On this subject, having looked into it, there are a vast amount of theories. It's a rather disturbing element of Chaucer's biography; for now I'm concentrating on the fact that the charges were dropped.
|Chaucer's tomb in Westminster Abbey.|
And so the biography continues, with rich and vivid descriptions of London life and the influence the city had on his work. Ackroyd writes of his poetry and translations (with particular attention to The Canterbury Tales), his inspirations, and some of his contemporaries, the 'Ricardian Poets' to borrow John Burrow's term: William Langland (Piers Plowman, 1370-90), the 'Pearl Poet' (who appears to be the author of Sir Gawain and the Green Knight, mid to late 14th Century) and John Gower (Confessio Amantis, 1386-90). It is a very good introduction to Geoffrey Chaucer, and I think it's easy to criticise it for not being more in depth: there are suggestions, for example, that Chaucer was murdered by enemies of Richard II. I would like more information on the Cecily Champain case (preferably exonerating him!), and a deeper reading of his works, particularly in the 'London context'. I'm very keen on reading more about Chaucer's particularly eventful life and these are questions I would not have even known to ask were it not for this biography. Surely this is the mark of a very successful introduction?
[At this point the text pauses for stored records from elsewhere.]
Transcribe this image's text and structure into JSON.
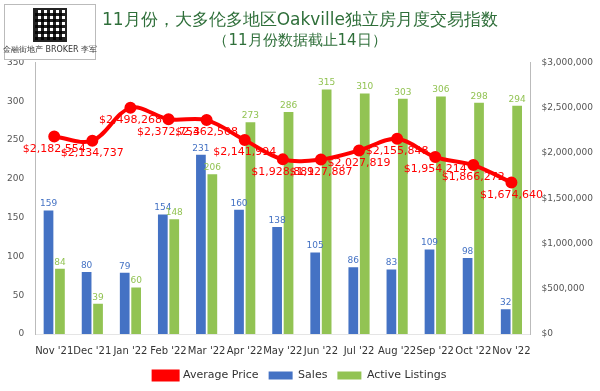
{
  "chart_data": {
    "type": "bar",
    "title": "11月份，大多伦多地区Oakville独立房月度交易指数",
    "subtitle": "（11月份数据截止14日）",
    "annotations": [
      "金融街地产 BROKER 李军"
    ],
    "categories": [
      "Nov '21",
      "Dec '21",
      "Jan '22",
      "Feb '22",
      "Mar '22",
      "Apr '22",
      "May '22",
      "Jun '22",
      "Jul '22",
      "Aug '22",
      "Sep '22",
      "Oct '22",
      "Nov '22"
    ],
    "series": [
      {
        "name": "Sales",
        "color": "#4472c4",
        "values": [
          159,
          80,
          79,
          154,
          231,
          160,
          138,
          105,
          86,
          83,
          109,
          98,
          32
        ]
      },
      {
        "name": "Active Listings",
        "color": "#92c353",
        "values": [
          84,
          39,
          60,
          148,
          206,
          273,
          286,
          315,
          310,
          303,
          306,
          298,
          294
        ]
      },
      {
        "name": "Average Price",
        "type": "line",
        "axis": "y2",
        "color": "#ff0000",
        "marker": "circle",
        "values": [
          2182554,
          2134737,
          2498268,
          2372754,
          2362508,
          2141994,
          1928881,
          1927887,
          2027819,
          2155848,
          1954214,
          1866272,
          1674640
        ],
        "value_labels": [
          "$2,182,554",
          "$2,134,737",
          "$2,498,268",
          "$2,372,754",
          "$2,362,508",
          "$2,141,994",
          "$1,928,881",
          "$1,927,887",
          "$2,027,819",
          "$2,155,848",
          "$1,954,214",
          "$1,866,272",
          "$1,674,640"
        ]
      }
    ],
    "ylim": [
      0,
      350
    ],
    "yticks": [
      0,
      50,
      100,
      150,
      200,
      250,
      300,
      350
    ],
    "y2lim": [
      0,
      3000000
    ],
    "y2ticks": [
      {
        "value": 0,
        "label": "$0"
      },
      {
        "value": 500000,
        "label": "$500,000"
      },
      {
        "value": 1000000,
        "label": "$1,000,000"
      },
      {
        "value": 1500000,
        "label": "$1,500,000"
      },
      {
        "value": 2000000,
        "label": "$2,000,000"
      },
      {
        "value": 2500000,
        "label": "$2,500,000"
      },
      {
        "value": 3000000,
        "label": "$3,000,000"
      }
    ],
    "grid": false,
    "legend": "bottom",
    "data_labels": true
  }
}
And so my Chaucer readings continue. I'm looking forward to reading Peter Ackroyd's retelling of The Canterbury Tales next year, and I'm glad Fanda's Literary Movements Challenge is beginning in January with the Medieval period. I hope to read a lot of Chaucer, and also the other writers of the 14th Century that I have on my Classics Club list - Langland and the 'Pearl Poet'. For now, though - I'm about a quarter of the way through The Romaunt of the Rose. Very much enjoying it so far!